8. Live-Audio-Deskription im Fokus: Vortrag von T-Ohr

Ein echtes Highlight im Rahmenprogramm war der praxisnahe Vortrag von T-Ohr. Hier ging es um das Thema Live-Audio-Deskription im Fußball. Der direkte Vergleich war beeindruckend: Erst hörten wir den Ausschnitt eines normalen TV-Kommentators, danach dieselbe Szene von einem geschulten Blinden-Reporter. Während der normale Kommentator oft das Geschehen eher emotional umschreibt („Was für ein Schuss!“), beschreibt die blinde Reportage extrem präzise die exakte Ballposition, die Laufrichtung und die Distanzen. Ein faszinierendes Handwerk, das zeigt, wie wichtig spezialisierte Moderation ist.

9. Handi Life Sport: Inklusion durch Klang

Ein weiteres echtes Highlight war das Treffen mit dem dänischen Familienunternehmen Handi Life Sport. Sie entwickeln spezielle Sportgeräte für Menschen mit Sehbehinderung. Besonders faszinierend sind die Bälle mit integrierten Klangelementen. Ob Blindenfußball oder andere Sportarten – über das akustische Signal lässt sich der Ball perfekt orten. Neben den Produkten hat uns vor allem die super herzliche Art des Teams begeistert.

10. Networking: Sharon Maple & bekannte Gesichter

Abgerundet wurde der Tag durch das Treffen mit Sharon Maple (ihre Arbeit findet ihr unter sharon-maple.com), die uns für ihren Instagram-Kanal interviewt hat. Sie kommt aus Berlin, ist ebenfalls im Bereich Barrierefreiheit aktiv und auf barrierefreie Moderation spezialisiert. Im Interview konnten wir zwei Herzensthemen platzieren:

  • Hidden Disabilities Sunflower: Ich konnte kurz und direkt meine Rolle als Direktor Deutschland erklären und die Relevanz des grünen Bandes für unsichtbare Behinderungen verdeutlichen.

  • Erlebnisse bei Freizeitpark Erlebnis: Tim hat über seine Eindrücke bei unserer Arbeit berichtet und von seinen spannenden Erfahrungen bei einer Evakuierungsübung in einem Freizeitpark erzählt.

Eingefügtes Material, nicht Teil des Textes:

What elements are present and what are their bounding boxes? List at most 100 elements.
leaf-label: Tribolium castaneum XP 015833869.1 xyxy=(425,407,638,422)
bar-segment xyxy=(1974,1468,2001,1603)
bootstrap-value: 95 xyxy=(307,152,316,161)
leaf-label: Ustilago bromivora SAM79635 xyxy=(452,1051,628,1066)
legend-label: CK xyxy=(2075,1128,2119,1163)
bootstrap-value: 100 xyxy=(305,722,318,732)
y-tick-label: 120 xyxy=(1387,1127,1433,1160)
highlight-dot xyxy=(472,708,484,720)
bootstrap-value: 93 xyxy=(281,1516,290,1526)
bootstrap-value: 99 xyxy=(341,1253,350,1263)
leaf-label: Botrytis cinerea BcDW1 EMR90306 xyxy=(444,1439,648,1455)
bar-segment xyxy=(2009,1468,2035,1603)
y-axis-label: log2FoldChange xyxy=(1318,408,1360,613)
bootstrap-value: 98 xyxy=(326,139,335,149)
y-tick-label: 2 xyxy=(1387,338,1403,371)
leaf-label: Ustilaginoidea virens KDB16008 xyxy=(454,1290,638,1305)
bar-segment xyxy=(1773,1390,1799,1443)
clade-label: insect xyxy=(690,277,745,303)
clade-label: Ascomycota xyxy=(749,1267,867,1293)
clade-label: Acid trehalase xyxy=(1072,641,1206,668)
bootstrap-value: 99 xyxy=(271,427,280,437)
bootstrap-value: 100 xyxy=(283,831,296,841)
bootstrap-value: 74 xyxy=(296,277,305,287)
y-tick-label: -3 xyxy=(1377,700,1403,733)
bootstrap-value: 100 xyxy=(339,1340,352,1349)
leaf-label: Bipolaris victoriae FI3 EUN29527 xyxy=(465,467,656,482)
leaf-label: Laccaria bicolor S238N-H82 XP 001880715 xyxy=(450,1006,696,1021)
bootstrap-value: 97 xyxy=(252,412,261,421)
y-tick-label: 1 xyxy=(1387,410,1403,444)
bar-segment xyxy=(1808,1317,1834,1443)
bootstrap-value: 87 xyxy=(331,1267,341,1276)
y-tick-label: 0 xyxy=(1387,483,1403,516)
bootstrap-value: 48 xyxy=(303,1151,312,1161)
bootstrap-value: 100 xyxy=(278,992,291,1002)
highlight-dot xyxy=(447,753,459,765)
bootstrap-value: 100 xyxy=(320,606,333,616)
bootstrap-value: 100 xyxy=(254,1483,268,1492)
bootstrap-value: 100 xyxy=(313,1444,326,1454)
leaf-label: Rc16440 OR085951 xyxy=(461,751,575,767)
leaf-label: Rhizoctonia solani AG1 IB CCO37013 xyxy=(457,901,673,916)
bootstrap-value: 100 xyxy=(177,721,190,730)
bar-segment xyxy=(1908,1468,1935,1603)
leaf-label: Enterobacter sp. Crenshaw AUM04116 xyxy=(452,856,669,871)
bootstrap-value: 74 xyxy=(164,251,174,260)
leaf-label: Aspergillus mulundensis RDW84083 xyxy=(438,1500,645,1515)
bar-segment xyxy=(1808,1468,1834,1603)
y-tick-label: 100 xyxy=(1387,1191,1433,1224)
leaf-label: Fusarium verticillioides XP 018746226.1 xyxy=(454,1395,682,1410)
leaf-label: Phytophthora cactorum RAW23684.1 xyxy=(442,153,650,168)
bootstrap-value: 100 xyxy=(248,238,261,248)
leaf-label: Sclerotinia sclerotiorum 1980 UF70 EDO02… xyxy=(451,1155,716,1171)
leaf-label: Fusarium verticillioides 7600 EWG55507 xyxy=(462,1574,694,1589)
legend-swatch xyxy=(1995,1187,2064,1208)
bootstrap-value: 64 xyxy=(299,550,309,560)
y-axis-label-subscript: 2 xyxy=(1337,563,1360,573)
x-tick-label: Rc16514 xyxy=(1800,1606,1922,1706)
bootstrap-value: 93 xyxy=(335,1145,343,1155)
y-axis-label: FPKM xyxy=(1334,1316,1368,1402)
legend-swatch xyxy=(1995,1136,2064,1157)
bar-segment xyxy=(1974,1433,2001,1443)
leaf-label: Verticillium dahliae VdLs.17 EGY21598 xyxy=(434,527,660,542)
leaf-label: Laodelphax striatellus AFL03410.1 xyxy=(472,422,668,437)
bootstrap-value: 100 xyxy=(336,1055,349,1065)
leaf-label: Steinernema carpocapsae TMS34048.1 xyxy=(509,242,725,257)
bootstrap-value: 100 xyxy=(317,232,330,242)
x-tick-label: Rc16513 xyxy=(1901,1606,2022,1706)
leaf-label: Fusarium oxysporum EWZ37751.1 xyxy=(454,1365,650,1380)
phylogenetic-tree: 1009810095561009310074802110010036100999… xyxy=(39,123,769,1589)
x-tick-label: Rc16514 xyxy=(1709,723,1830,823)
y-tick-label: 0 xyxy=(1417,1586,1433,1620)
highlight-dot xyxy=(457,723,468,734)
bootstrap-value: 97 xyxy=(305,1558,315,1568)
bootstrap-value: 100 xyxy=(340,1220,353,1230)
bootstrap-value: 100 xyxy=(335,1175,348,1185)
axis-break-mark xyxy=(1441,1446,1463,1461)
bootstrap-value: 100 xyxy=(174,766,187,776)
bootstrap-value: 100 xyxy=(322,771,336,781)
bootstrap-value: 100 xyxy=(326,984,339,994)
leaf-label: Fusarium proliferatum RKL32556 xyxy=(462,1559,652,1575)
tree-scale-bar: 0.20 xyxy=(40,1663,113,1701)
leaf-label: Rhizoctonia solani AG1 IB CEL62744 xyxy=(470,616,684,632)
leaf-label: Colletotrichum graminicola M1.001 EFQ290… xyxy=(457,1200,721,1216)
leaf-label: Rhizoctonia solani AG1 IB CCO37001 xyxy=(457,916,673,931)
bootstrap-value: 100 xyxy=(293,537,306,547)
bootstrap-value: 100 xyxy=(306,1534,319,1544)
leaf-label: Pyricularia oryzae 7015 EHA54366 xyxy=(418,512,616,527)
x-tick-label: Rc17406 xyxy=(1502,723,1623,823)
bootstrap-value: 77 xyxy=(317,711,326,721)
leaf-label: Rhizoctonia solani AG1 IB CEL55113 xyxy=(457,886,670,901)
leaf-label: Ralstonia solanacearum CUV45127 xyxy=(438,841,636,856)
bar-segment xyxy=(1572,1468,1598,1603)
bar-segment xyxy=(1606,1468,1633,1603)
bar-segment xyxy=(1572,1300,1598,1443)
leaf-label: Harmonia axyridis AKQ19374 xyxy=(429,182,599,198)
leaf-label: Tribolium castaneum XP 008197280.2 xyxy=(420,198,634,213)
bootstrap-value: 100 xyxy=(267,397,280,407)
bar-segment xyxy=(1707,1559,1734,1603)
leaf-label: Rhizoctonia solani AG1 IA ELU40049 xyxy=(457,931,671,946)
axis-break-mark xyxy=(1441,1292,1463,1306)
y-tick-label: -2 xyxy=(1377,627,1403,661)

Hier zeichnet sich definitiv eine spannende zukünftige Zusammenarbeit ab!

Zudem gab es guten Austausch mit etablierten Organisationen wie der Stiftung Pro Retina und der Nikolauspflege aus Stuttgart, mit denen wir schon länger in Kontakt stehen.

Unser Fazit: Barrierefreiheit entsteht im Dialog

Am Ende war es vor allem der direkte Austausch, der diesen Messetag so wertvoll gemacht hat. Wir haben die Gelegenheit genutzt, um intensiv mit Betroffenen zu sprechen und sie direkt zu interviewen: Was braucht ihr wirklich bei einem Freizeitpark- oder Musicalbesuch? Was fehlt euch bei Ausflügen, und wo gibt es konkreten Verbesserungsbedarf?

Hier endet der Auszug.